Pour les pommes, autre production bretonne importante – notamment pour le cidre – la récolte est elle aussi catastrophique : « il n’y a que les pommes douces qui donnent » , commente un arboriculteur du nord du département. « Mes pommiers à cidre n’ont presque rien, à cause des gelées tardives », ce que beaucoup de particuliers ont pu aussi constater dans leur jardin. Le sud de la Loire-Atlantique est viticole, avec les aires de production de muscadet et de gros plant notamment. « Entre les gelées tardives en avril, le mildiou en juin et la canicule depuis, il n’y a pas grand chose dans les grappes. Non seulement qu’on commencera à vendanger plus tard que d’habitude », vers le 15 septembre en moyenne, alors qu’elles avaient commencé le 10 en 2015 et le 4 en 2014, « mais en plus on va perdre la moitié, voire plus par rapport à une année normale », résume un viticulteur de l’est de la Loire-Atlantique. Dans le vignoble au sud-est de Nantes, les pertes atteindront jusqu’à 90 % selon les parcelles.

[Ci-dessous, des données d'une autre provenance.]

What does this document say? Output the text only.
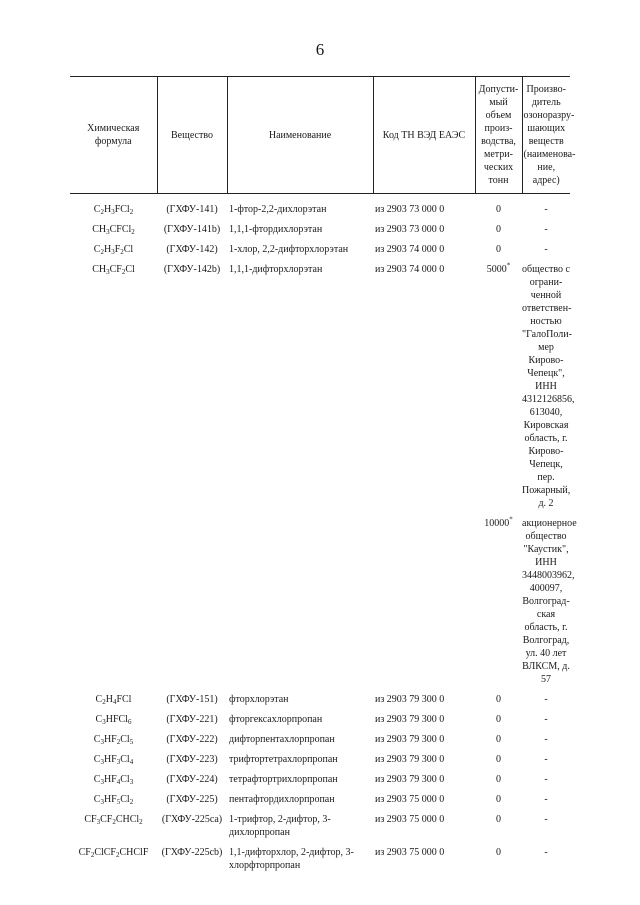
6
Химическая формула	Вещество	Наименование	Код ТН ВЭД ЕАЭС	Допусти-мый объем произ-водства, метри-ческих тонн	Произво-дитель озоноразру-шающих веществ (наименова-ние, адрес)
$C_2H_3FCl_2$	(ГХФУ-141)	1-фтор-2,2-дихлорэтан	из 2903 73 000 0	0	-
$CH_3CFCl_2$	(ГХФУ-141b)	1,1,1-фтордихлорэтан	из 2903 73 000 0	0	-
$C_2H_3F_2Cl$	(ГХФУ-142)	1-хлор, 2,2-дифторхлорэтан	из 2903 74 000 0	0	-
$CH_3CF_2Cl$	(ГХФУ-142b)	1,1,1-дифторхлорэтан	из 2903 74 000 0	5000*	общество с ограни-ченной ответствен-ностью "ГалоПоли-мер Кирово-Чепецк", ИНН 4312126856, 613040, Кировская область, г. Кирово-Чепецк, пер. Пожарный, д. 2
				10000*	акционерное общество "Каустик", ИНН 3448003962, 400097, Волгоград-ская область, г. Волгоград, ул. 40 лет ВЛКСМ, д. 57
$C_2H_4FCl$	(ГХФУ-151)	фторхлорэтан	из 2903 79 300 0	0	-
$C_3HFCl_6$	(ГХФУ-221)	фторгексахлорпропан	из 2903 79 300 0	0	-
$C_3HF_2Cl_5$	(ГХФУ-222)	дифторпентахлорпропан	из 2903 79 300 0	0	-
$C_3HF_3Cl_4$	(ГХФУ-223)	трифтортетрахлорпропан	из 2903 79 300 0	0	-
$C_3HF_4Cl_3$	(ГХФУ-224)	тетрафтортрихлорпропан	из 2903 79 300 0	0	-
$C_3HF_5Cl_2$	(ГХФУ-225)	пентафтордихлорпропан	из 2903 75 000 0	0	-
$CF_3CF_2CHCl_2$	(ГХФУ-225ca)	1-трифтор, 2-дифтор, 3-дихлорпропан	из 2903 75 000 0	0	-
$CF_2ClCF_2CHClF$	(ГХФУ-225cb)	1,1-дифторхлор, 2-дифтор, 3-хлорфторпропан	из 2903 75 000 0	0	-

Des éleveurs de vaches laitières toujours déficitaires : quand la terre ne nourrit plus son homme
A ce tableau franchement pas gai s’ajoute la crise du lait, qui dure en fait depuis des années, et n’a été que renforcée par la déréglementation réclamée à corps et à cris par certains pays européens, comme le Danemark, qui subissent maintenant le contre-coup des surproductions qu’ils ont eux même créé. « On nous donne royalement 300 € par tonne de lait en décembre, soit 30 centimes la bouteille d’un litre, mais mon prix de revient est d’environ 34 centimes le litre, on reste déficitaire », commente la femme d’un éleveur du centre de la Loire-Atlantique. « Certes, Lactalis va passer de 256 à 300 € les mille litres, et les autres s’alignent peu à peu, mais quand on nous dit en même temps que le lait français n’est pas compétitif au niveau international, et qu’on nous fait comprendre que toutes les concessions obtenues notamment grâce aux actions des éleveurs, c’est du provisoire, c’est un os à ronger qu’on nous balance, on se fiche de nous ! ». L’agriculture française continue d’être victime de la mondialisation, et de son incapacité à s’unir, toutes filières confondues, pour assurer son avenir.